OLD Media Moves

How business journalism has narrowed its focus

January 9, 2012

Posted by Chris Roush

Dean Starkman of the Columbia Journalism Review writes in the latest issue about how business journalism has become more geared toward professional investors and less toward the general public.

Starkman writes, “But here’s the problem: the interests of investors, even small ones, should not be confused with the public interest, which is much larger and, by definition, more important.

“Business-news organizations often conflate these missions, leading to significant conceptual confusion, not to mention misunderstandings like the one that broke out between Jon Stewart and Jim Cramer. Cramer believes he is looking out for investor interests, particularly the little guy, the retail investor. Maybe. But even if he is, as Stewart pointed out, those interests may have little to do with the public interest.

“For example: during the mortgage bubble, no one was happier about bank behavior than bank investors, retail or otherwise. In 2005, Citigroup posted net income of, wait for it, $25 billion, one of the highest public-company profits in absolute terms in US history. The reality distortion was so great, and the investor perspective so mesmerizing, that Fortune would ruminate in 2007 that Citi’s Charles Prince was in trouble because of the company’s “less-than-stellar” earnings in 2006—a mere $21 billion. As we all know now, such profits were tied to behavior by the banks—predatory lending turned into toxic debt—that would end in catastrophe.

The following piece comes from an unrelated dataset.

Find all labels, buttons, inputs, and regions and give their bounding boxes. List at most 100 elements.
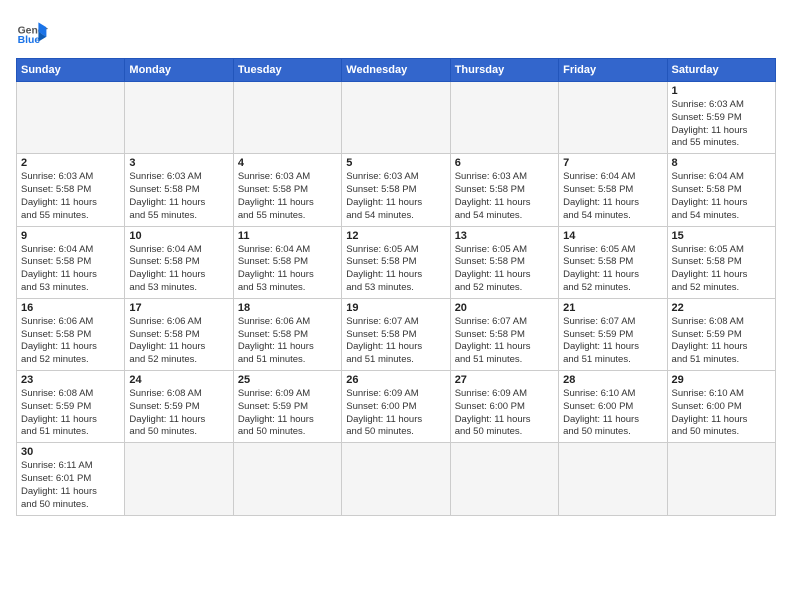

“Given the Savings and Loan Wreck, the Tech Wreck, and, most especially, the Mortgage Wreck, one could argue that investor-oriented business news doesn’t help investors much either. And I would, to a point, agree. But it should at least be clear that investor-oriented news—no matter how well executed—is not the same as public-interest business reporting. If we do nothing else, let’s get that straight.”